On most webpages, metadata consists of tags that help other websites and applications understand what it is about. For example, here is an example from Yelp of my favorite taqueria, Los Dos Amigos. A website that simply lists the address without any metadata might say, “the restaurant is in San Mateo over on B Street.” To make the restaurant more easier to be found and read by machines and people, Yelp translates that data into metadata for location: “San Mateo” and “Downtown.”

Yelp also collects and organizes other metadata including city, type of cuisine and cost. There is also a combination of user-generated content (such as the Yelp user ratings) and machine-generated content (the city name is clearly taken from Google Maps.)

Here’s what metadata looks like in the educational hip hop videos produced by Flocabulary.

Flocabulary publishes metadata for topics, grades, Common Core alignment and other information the company believes to be relevant for users. (As an example, for any time a human or a computer is looking for CCSS Literacy RL.4.3, Flocabulary’s metadata is showing exactly which videos are aligned to that standard.) In the future, it could also add metadata on effectiveness and user ratings.

The more comprehensive the metadata on a resource, the easier it is for other tools and services to find it, provided they have access. Teachers, too, can also quickly find resources that best fit the different learning styles, needs and levels of each student. Therefore, metadata offers enormous potential for online learning resources to be accessible through personalized learning platforms emerging today.

Metadata’s Meta-Problems

But metadata also poses problems, namely: Who is responsible for creating and maintaining it? Hiring experts is expensive, volunteer experts are typically too busy to go through and classify. But if tagging is open to anyone, it opens the door for inaccurate data. Furthermore, tags can quickly become outdated; metadata added to educational resources a couple of years ago would need to be updated for many of the new state standards that have emerged in states like Indiana, Georgia and Florida. An additional problem is the instructions on how to add metadata to websites on www.schema.org by definition contain HTML, which is not the normal language among curriclum specialists.

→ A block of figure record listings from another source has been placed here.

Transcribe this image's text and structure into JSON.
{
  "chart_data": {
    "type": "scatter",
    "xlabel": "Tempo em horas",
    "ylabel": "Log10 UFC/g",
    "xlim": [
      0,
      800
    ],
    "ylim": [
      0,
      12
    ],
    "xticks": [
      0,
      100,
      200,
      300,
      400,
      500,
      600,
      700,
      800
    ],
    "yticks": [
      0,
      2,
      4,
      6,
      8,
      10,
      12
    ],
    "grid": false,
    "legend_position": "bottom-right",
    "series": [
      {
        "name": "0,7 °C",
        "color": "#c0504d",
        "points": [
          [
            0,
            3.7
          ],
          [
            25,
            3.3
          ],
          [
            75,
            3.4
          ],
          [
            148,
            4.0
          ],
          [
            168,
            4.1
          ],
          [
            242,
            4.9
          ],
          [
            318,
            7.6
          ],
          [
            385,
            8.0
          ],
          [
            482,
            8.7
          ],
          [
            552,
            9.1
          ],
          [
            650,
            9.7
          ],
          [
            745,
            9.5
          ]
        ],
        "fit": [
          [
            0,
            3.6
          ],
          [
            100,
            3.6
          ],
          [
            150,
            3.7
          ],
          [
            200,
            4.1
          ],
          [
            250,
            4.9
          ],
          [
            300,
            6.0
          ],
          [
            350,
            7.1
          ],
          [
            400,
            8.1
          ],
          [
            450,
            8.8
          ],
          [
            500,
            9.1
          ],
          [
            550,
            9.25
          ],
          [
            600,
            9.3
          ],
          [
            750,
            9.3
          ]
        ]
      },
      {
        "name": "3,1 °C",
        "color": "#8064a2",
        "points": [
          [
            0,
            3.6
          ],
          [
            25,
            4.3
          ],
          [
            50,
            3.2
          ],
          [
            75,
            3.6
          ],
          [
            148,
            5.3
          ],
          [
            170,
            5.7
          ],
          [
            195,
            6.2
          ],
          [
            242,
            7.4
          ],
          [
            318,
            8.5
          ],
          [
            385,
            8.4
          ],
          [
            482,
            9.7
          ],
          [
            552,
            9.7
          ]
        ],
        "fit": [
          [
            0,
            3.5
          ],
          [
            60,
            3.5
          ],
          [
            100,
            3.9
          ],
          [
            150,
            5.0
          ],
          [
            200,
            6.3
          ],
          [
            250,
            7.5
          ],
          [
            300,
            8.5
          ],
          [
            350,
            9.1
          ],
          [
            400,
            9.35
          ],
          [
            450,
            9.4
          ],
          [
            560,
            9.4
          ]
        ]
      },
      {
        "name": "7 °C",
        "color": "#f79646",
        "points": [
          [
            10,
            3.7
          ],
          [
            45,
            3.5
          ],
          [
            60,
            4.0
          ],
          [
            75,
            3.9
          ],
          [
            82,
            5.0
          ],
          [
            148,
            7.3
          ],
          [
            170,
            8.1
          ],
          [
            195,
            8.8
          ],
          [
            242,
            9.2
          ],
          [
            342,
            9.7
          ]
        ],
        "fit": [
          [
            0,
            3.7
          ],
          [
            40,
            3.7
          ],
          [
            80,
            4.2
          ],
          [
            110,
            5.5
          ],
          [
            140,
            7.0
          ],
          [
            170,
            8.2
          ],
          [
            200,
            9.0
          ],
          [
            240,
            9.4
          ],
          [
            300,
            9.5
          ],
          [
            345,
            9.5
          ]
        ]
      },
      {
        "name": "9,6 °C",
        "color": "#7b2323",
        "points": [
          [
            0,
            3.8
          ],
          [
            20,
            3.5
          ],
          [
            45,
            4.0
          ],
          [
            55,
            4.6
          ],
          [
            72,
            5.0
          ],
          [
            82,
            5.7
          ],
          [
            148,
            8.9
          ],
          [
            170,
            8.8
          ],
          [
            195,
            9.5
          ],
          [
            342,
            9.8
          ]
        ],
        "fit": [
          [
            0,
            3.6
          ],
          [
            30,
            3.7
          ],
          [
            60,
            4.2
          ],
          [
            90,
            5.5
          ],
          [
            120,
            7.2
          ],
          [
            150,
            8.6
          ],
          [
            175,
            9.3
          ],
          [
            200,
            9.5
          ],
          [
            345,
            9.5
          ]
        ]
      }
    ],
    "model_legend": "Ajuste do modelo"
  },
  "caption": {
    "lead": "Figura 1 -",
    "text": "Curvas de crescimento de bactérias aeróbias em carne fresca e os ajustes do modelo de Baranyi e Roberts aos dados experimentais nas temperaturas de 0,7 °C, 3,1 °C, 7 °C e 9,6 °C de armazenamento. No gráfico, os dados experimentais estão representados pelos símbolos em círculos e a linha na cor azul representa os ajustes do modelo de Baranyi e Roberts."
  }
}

As an example of what human-generated tags cannot do, it is highly unlikely users of an online learning resource will be able to consistently add accurate tags for standard alignment, or the different kinds of accessibility needs for special-ed learners. However, there are types of metadata that lend themselves well to classification by crowdsourcing, such as if advertisements are acceptable or not.

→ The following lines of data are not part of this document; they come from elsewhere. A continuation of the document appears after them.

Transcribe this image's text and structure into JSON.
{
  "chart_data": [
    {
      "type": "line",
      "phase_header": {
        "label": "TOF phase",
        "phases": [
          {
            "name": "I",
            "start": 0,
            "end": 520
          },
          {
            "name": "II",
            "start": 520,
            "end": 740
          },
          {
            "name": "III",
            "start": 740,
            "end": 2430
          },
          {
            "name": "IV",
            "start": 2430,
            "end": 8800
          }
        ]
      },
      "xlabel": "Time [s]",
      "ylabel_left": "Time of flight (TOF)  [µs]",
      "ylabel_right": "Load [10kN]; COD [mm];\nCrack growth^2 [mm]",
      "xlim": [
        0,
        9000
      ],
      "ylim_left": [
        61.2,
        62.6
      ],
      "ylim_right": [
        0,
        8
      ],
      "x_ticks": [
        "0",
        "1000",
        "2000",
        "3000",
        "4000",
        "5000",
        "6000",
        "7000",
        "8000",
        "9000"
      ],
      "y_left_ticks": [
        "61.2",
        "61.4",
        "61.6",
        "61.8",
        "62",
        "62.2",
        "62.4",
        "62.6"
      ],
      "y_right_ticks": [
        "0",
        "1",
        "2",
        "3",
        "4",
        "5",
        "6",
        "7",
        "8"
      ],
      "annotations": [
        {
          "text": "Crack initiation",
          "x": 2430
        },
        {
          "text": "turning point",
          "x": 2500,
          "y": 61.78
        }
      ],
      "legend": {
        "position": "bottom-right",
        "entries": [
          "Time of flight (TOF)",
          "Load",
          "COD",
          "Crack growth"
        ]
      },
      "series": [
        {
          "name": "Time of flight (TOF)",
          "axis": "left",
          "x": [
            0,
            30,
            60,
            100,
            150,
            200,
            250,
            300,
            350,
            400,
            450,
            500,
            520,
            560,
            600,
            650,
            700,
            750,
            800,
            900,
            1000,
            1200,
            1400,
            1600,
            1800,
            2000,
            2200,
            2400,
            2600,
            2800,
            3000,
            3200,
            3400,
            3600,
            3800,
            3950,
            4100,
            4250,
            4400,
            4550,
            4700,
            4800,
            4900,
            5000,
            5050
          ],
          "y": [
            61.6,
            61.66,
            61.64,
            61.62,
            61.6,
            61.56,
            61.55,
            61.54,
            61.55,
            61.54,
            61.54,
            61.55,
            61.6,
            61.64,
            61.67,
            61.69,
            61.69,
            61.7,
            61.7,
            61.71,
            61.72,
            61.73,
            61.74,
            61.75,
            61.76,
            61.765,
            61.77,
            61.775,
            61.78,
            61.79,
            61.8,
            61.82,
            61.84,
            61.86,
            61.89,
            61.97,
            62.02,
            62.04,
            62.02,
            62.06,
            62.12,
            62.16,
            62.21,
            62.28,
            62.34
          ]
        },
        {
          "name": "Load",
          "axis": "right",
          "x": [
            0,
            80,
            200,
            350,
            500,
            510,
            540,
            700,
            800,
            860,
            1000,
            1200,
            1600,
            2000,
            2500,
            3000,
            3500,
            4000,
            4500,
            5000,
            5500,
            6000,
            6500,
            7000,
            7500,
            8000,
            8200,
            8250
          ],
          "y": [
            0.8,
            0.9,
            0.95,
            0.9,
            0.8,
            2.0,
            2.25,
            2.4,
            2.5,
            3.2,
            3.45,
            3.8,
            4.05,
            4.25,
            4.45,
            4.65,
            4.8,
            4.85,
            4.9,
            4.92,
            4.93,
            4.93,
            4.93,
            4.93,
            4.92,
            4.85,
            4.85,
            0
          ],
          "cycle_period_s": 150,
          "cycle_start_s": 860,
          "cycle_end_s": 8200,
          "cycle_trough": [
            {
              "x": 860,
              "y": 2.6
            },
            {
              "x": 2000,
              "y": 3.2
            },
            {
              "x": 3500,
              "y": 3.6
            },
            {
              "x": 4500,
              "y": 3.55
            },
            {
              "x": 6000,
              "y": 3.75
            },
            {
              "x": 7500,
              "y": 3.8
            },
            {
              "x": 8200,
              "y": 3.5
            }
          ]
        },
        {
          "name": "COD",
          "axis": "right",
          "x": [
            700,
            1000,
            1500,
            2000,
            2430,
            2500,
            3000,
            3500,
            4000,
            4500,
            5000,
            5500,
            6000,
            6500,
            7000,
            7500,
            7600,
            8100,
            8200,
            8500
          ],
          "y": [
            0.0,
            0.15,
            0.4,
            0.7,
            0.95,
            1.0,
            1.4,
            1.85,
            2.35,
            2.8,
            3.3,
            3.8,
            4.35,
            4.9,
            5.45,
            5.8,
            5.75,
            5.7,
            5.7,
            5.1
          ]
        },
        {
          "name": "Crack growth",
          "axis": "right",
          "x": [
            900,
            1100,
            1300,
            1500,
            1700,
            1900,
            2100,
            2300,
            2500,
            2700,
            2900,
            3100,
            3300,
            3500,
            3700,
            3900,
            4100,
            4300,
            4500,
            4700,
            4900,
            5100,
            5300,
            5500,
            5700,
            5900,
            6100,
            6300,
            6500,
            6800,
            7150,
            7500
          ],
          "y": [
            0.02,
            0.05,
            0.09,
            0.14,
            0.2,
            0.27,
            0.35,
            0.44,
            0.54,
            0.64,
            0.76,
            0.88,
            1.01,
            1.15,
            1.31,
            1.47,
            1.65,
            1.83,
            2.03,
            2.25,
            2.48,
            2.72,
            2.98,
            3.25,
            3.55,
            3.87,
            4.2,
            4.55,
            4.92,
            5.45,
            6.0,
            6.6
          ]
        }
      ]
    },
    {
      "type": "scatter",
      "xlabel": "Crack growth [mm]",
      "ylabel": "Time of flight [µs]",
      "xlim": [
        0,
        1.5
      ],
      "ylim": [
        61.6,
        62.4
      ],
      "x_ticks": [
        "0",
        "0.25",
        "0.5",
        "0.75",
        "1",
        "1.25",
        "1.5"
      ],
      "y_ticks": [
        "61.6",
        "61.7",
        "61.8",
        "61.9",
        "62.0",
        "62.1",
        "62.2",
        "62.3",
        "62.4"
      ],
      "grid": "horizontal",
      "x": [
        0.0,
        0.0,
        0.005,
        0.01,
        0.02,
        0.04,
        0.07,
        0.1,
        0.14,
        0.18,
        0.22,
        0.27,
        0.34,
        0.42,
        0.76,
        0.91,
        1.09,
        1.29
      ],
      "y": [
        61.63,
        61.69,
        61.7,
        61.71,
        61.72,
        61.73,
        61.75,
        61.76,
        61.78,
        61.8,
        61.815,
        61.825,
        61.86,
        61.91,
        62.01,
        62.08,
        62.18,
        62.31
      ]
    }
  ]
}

Some publishers and companies have turned to crowdsourcing metadata—essentially asking teachers to “add tags.” One example is OER Commons.

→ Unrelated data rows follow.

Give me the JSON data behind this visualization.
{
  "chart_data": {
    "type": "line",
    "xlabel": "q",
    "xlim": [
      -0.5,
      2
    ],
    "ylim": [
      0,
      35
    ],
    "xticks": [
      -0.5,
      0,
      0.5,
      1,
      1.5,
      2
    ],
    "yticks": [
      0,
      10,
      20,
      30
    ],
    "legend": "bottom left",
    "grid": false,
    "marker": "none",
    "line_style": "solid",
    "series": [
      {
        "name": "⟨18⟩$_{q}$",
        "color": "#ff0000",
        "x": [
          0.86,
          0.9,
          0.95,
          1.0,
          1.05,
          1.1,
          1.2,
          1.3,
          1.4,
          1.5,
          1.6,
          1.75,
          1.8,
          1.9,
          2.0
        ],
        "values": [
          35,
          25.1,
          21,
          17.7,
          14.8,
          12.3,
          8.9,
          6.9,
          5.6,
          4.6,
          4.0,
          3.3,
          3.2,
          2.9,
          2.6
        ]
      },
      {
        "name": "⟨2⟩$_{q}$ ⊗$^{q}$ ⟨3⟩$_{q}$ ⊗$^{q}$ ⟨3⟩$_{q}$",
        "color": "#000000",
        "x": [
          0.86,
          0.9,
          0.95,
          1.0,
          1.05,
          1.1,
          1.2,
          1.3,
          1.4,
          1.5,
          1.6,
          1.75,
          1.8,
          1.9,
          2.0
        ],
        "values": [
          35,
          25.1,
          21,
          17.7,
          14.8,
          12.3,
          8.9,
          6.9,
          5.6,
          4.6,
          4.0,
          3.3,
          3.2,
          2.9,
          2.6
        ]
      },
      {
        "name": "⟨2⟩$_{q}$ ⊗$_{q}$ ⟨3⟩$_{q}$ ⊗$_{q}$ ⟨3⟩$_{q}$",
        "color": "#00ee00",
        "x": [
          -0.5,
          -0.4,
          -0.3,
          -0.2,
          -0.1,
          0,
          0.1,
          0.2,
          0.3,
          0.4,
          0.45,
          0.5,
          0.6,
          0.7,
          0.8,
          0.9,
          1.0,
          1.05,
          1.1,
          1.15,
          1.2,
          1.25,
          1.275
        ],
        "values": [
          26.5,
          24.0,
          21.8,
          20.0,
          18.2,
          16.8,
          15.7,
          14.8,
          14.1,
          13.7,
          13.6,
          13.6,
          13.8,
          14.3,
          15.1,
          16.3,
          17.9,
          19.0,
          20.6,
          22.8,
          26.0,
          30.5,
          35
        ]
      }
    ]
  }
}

Amazon is considering this approach with Amazon Inspire, a repository that allows teachers to upload, manage, share, and discover resources in a way that resembles Amazon’s reviewing and purchasing systems. The platform will make the content searchable by assigning metadata tags organized by the Learning Registry, a federal effort to aggregate data around how digital resources are created and used.

Metadata is best created automatically. As an example, if a resource is already tagged by an academic standard, it is simple for a machine to create additional metadata for the appropriate grade level (without requiring people to do so). For visual resources, machines can also detect if an image is of a size and resolution that is suitable for printing.

Getting the basic level of metadata in education should be the priority, especially as many open educational resources exist in silos. Increasingly, platforms such as those offered by Amazon and Edmodo are encouraging teachers to publish their own resources to the web. Metadata can help organize this growing cache of valuable content. After all, teachers typically prefer not to have to watch or access every resource in order to figure out whether it is appropriate.

There are two ways to get better metadata on educational resources and therefore, move the needle on personalized education.

Publishers can add their own metadata. The more technical publishers are already doing so to varying degrees, but the ones I have spoken to have confusion on both what to add and how to do it.
Catalogs (that aggregate content many publishers) can add metadata to resources for the publishers using automated or manual methods, as is being done by the US Government’s Learning Registry, OpenEd.com (where I work), and several state repositories. Edtech tools can then access the resources from a catalog rather than going to each publisher.

The largest current gap is a way for publishers to understand how to add their own metadata via the educational attributes in schema.org, and of course find time to do so. There is room in the marketplace for software or consulting help to assist publishers in publishing the correct metadata.